犬の肉球がイソギンチャクのようになる原因
子犬のころはプニプニだった肉球にイソギンチャクのようなザラザラしたものができている。犬の肉球にイソギンチャクができるのは、加齢だけでなく摩擦や誤ったお手入れが原因です。
犬の肉球は、歳を重ねるにつれて固くザラザラと変化していきます。それでもイソギンチャクのようにザラザラしていると不安ですよね。ここからは、犬の肉球にイソギンチャクができる原因を紹介します。
加齢による皮膚の角化亢進
体全体を覆う皮膚は、常にターンオーバーを繰り返して新しい皮膚に生まれ変わっています。犬の肉球も立派な皮膚の一部です。
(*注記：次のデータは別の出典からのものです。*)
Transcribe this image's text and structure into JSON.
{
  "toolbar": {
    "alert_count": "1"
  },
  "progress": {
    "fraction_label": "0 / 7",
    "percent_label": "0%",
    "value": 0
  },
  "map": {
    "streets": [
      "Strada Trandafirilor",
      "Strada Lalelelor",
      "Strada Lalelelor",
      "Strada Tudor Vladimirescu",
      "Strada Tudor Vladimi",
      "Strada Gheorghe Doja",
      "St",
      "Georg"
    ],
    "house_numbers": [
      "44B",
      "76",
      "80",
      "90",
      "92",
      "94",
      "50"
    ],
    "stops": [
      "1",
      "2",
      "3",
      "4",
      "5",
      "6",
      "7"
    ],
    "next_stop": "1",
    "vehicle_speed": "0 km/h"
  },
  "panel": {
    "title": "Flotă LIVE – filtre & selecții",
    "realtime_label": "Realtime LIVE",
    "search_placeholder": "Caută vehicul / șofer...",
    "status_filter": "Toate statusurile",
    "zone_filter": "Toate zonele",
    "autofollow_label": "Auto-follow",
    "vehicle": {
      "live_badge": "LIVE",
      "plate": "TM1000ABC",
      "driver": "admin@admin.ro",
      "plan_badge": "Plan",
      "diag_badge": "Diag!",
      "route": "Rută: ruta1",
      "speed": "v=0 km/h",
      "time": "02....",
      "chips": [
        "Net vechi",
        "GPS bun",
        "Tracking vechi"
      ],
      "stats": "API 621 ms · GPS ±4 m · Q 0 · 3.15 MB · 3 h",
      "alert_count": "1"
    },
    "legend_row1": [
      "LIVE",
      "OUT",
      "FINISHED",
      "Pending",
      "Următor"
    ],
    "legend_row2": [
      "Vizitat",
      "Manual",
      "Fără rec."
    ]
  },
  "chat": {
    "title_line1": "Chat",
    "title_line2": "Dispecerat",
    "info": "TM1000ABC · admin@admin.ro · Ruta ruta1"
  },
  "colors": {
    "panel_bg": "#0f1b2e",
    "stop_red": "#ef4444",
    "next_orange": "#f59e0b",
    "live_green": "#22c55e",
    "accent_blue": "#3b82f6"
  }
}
老化が進むと新陳代謝が落ちることにより、皮膚のターンオーバーのサイクルも遅くなります。
角化亢進とは、肉球の表面から剥がれ落ちなかった皮膚が分厚く、固くなっている状態です。肉球の角質が固くなり、ひび割れしたものがイソギンチャクに例えられています。角化亢進は老犬に多く見られますが、病気ではないので過度な心配はいりません。
皮膚が分厚くなるのは肉球だけでなく、鼻の皮膚も固くなることがあります。肉球のイソギンチャクほどではありませんが、犬の鼻が固くなっていないかチェックしてみましょう。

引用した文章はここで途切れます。